Tell the user the PDF has been downloaded and the filename.
Batch Download from Search Results
Note: Batch download requires authentication. Checkboxes and download buttons are only visible to logged-in users.
Step 1: Select articles
On the search results page, select articles using checkboxes. Each checkbox id is the PII.

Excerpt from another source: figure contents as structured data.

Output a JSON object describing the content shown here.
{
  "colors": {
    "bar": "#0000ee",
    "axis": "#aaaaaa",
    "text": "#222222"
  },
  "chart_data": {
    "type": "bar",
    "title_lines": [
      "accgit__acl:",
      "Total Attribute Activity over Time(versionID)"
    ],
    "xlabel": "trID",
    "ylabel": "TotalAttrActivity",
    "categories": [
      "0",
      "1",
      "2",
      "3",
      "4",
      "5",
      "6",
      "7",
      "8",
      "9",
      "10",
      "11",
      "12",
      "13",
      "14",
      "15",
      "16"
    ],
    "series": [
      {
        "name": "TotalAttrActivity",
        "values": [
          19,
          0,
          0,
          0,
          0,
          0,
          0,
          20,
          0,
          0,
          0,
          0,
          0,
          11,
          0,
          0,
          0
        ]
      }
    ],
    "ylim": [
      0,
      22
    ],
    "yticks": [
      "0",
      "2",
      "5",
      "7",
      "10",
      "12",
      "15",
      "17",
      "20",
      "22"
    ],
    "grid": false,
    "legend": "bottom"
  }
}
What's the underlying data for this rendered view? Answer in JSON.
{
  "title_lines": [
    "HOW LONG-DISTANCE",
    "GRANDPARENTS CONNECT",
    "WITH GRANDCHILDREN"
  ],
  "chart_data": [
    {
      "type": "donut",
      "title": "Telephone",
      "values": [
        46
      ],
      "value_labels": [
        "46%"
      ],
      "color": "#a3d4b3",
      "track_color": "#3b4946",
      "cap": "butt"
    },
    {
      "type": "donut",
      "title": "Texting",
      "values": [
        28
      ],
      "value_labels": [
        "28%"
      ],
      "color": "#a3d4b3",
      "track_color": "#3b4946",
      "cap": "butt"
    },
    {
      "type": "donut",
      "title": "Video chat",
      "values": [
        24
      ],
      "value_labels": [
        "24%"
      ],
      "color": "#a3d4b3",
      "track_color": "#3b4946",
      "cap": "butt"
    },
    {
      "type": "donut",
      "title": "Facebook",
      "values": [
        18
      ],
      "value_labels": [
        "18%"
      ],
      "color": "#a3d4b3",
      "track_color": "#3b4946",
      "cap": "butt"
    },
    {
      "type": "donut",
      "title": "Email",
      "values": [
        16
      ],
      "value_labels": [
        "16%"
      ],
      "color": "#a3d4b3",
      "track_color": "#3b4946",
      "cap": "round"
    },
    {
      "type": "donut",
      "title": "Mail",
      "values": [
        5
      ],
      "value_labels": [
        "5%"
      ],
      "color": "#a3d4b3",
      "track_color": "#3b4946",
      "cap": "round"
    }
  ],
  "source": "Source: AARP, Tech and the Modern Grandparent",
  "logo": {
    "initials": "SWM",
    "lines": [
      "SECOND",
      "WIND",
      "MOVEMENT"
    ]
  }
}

Step 2: Submit download form
Use evaluate_script:
(piis) => {
piis.forEach(pii => {
const cb = document.getElementById(pii);
if (cb && !cb.checked) cb.click();
});
const downloadBtn = document.querySelector('.download-all-link-button');
if (downloadBtn) {
downloadBtn.click();
return { success: true, message: 'Download initiated for selected articles.' };
}
const form = document.querySelector('form[action*="pdf/download"]');
if (!form) return { error: 'Download form not found. User may need to log in.' };
return { error: 'Download button not found.' };
}
PDF URL Pattern
{BASE_URL}/science/article/pii/{PII}/pdfft?md5={HASH}&pid=1-s2.0-{PII}-main.pdf
The md5 hash is unique per article and session. It cannot be constructed — it must be extracted from the page.
Notes
- This skill is set to
disable-model-invocation: true— it must be explicitly invoked with/sd-download. - Open access articles can be downloaded without authentication.
- For subscription articles, the user must be authenticated (institutional access, VPN, or personal subscription).
- After solving Cloudflare once, subsequent PDF downloads in the same session work without interruption.
- If download fails, suggest the user check their access status or try logging in.